The kotlin workaround hacks are clever but also nasty and having real VM support for this would be great. But it also is starting to seem like the type of issue that just won't ever be fixed, despite how hugely important it is for performance.




It takes time to make such a fundamental, but backwards compatible change for 10 million developers... Nobody wants Python 2 -> 3...


It's a new keyword & bytecode feature, so there's no backwards compatible risks to it. Nobody's existing code would be impacted as nobody's existing code is using user-defined value types in the byte code.

It looks like there were some experiments and prototyping out of Valhalla from 2014-2018 (including a publicly available build: https://jaxenter.com/java-value-type-163446.html ), but there doesn't seem to be any updates since then



> there doesn't seem to be any updates since then

Oracle (Brian Goetz in particular) regularly gives talks and interviews and publishes updates.

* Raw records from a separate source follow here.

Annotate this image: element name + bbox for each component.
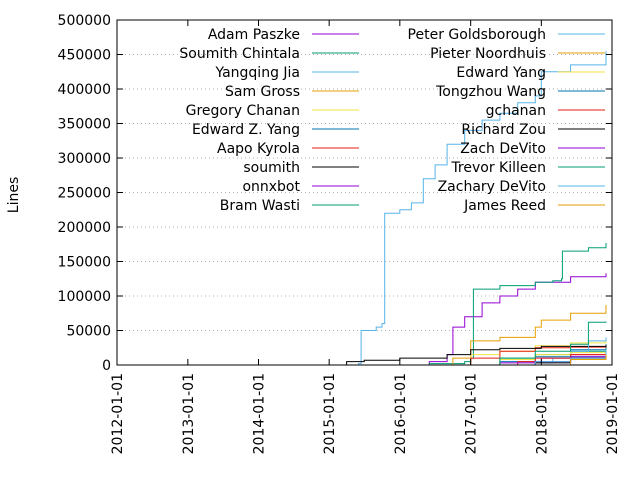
legend-label: Zach DeVito bbox=[460, 141, 546, 157]
legend-label: soumith bbox=[243, 160, 300, 176]
series-line-2 bbox=[329, 51, 607, 366]
y-tick-label: 100000 bbox=[58, 289, 111, 305]
y-tick-label: 50000 bbox=[66, 324, 111, 340]
series-line-17 bbox=[470, 321, 607, 366]
legend-label: Adam Paszke bbox=[208, 27, 300, 43]
legend: Adam Paszke Soumith Chintala Yangqing Jia S… bbox=[179, 27, 605, 214]
x-tick-label: 2018-01-01 bbox=[534, 373, 550, 454]
series-line-0 bbox=[358, 273, 607, 366]
legend-label: Aapo Kyrola bbox=[217, 141, 300, 157]
legend-label: Edward Yang bbox=[456, 65, 546, 81]
legend-label: Pieter Noordhuis bbox=[430, 46, 546, 62]
grid-lines bbox=[117, 54, 612, 331]
legend-label: Edward Z. Yang bbox=[192, 122, 300, 138]
legend-label: Richard Zou bbox=[461, 122, 546, 138]
x-tick-label: 2014-01-01 bbox=[252, 373, 268, 454]
y-tick-label: 0 bbox=[102, 358, 111, 374]
legend-label: onnxbot bbox=[242, 179, 300, 195]
legend-label: Tongzhou Wang bbox=[435, 84, 546, 100]
x-tick-label: 2013-01-01 bbox=[181, 373, 197, 454]
y-tick-label: 400000 bbox=[58, 82, 111, 98]
y-tick-label: 250000 bbox=[58, 186, 111, 202]
legend-label: James Reed bbox=[463, 198, 546, 214]
legend-label: Sam Gross bbox=[225, 84, 300, 100]
y-axis-ticks: 0 50000 100000 150000 200000 250000 300000 3500… bbox=[58, 13, 612, 374]
legend-label: Peter Goldsborough bbox=[408, 27, 546, 43]
y-axis-label: Lines bbox=[6, 177, 22, 213]
legend-label: Bram Wasti bbox=[220, 198, 300, 214]
legend-label: Zachary DeVito bbox=[438, 179, 546, 195]
y-tick-label: 300000 bbox=[58, 151, 111, 167]
legend-label: Soumith Chintala bbox=[179, 46, 300, 62]
legend-label: Trevor Killeen bbox=[450, 160, 546, 176]
series-lines bbox=[323, 51, 607, 366]
series-line-1 bbox=[358, 242, 607, 366]
series-line-3 bbox=[429, 305, 607, 366]
x-axis-ticks: 2012-01-01 2013-01-01 2014-01-01 2015-01-01… bbox=[110, 20, 621, 454]
x-tick-label: 2012-01-01 bbox=[110, 373, 126, 454]
x-tick-label: 2017-01-01 bbox=[464, 373, 480, 454]
legend-label: gchanan bbox=[486, 103, 546, 119]
y-tick-label: 150000 bbox=[58, 255, 111, 271]
y-tick-label: 500000 bbox=[58, 13, 111, 29]
y-tick-label: 450000 bbox=[58, 48, 111, 64]
x-tick-label: 2019-01-01 bbox=[605, 373, 621, 454]
x-tick-label: 2016-01-01 bbox=[393, 373, 409, 454]
legend-label: Gregory Chanan bbox=[186, 103, 300, 119]
legend-label: Yangqing Jia bbox=[214, 65, 300, 81]
y-tick-label: 200000 bbox=[58, 220, 111, 236]
series-line-7 bbox=[323, 345, 607, 366]
y-tick-label: 350000 bbox=[58, 117, 111, 133]
x-tick-label: 2015-01-01 bbox=[322, 373, 338, 454]
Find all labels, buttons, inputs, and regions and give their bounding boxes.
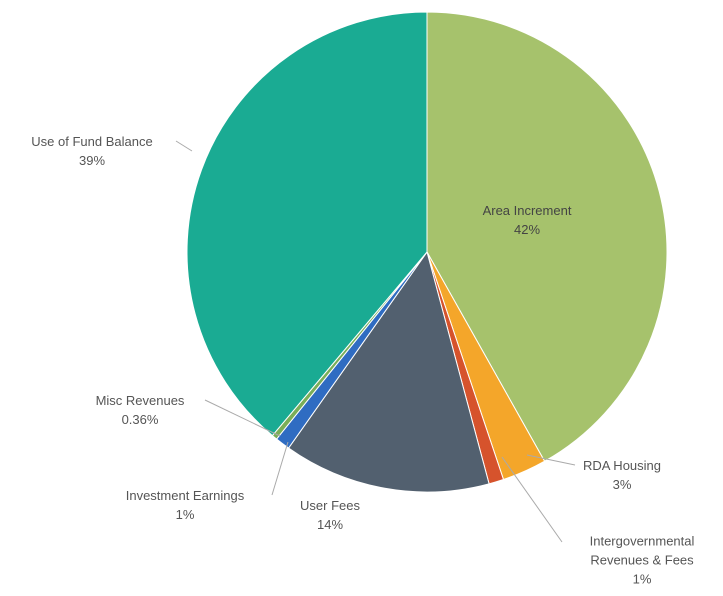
category-label: Misc Revenues (95, 393, 185, 408)
category-label: User Fees (300, 498, 360, 513)
leader-line (204, 399, 281, 437)
leader-line (526, 454, 576, 466)
category-label: Use of Fund Balance (31, 134, 153, 149)
slice-label: Misc Revenues 0.36% (70, 391, 210, 429)
value-label: 1% (175, 507, 195, 522)
value-label: 39% (78, 153, 106, 168)
slice-label: Investment Earnings 1% (100, 486, 270, 524)
value-label: 0.36% (121, 412, 159, 427)
slice-label: Area Increment 42% (452, 201, 602, 239)
slice-label: User Fees 14% (280, 496, 380, 534)
value-label: 1% (632, 571, 652, 587)
pie-slice (426, 11, 668, 462)
value-label: 42% (513, 222, 541, 237)
leader-line (271, 441, 289, 496)
leader-line (175, 140, 193, 152)
pie-slice (186, 11, 428, 437)
pie-slice (287, 250, 490, 493)
category-label: Intergovernmental Revenues & Fees (589, 533, 695, 568)
category-label: Area Increment (482, 203, 572, 218)
leader-line (501, 456, 563, 543)
slice-label: RDA Housing 3% (562, 456, 682, 494)
category-label: Investment Earnings (125, 488, 245, 503)
value-label: 3% (612, 477, 632, 492)
slice-label: Use of Fund Balance 39% (2, 132, 182, 170)
value-label: 14% (316, 517, 344, 532)
slice-label: Intergovernmental Revenues & Fees 1% (567, 532, 717, 589)
category-label: RDA Housing (582, 458, 662, 473)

There was even a link on this site a couple weeks ago: https://news.ycombinator.com/item?id=28364500


They don't want to introduce the a third type (next to primitive types and reference types). They are unifying the type system so that after this change we will also get universal generics so that List<T> could be List<int>, List<Person> and also List<Person.val> (where Person.val is an inlined class without identity).


But introducing such a large scale change to the JVM has to be well thought out, especially when it will get to live for decades.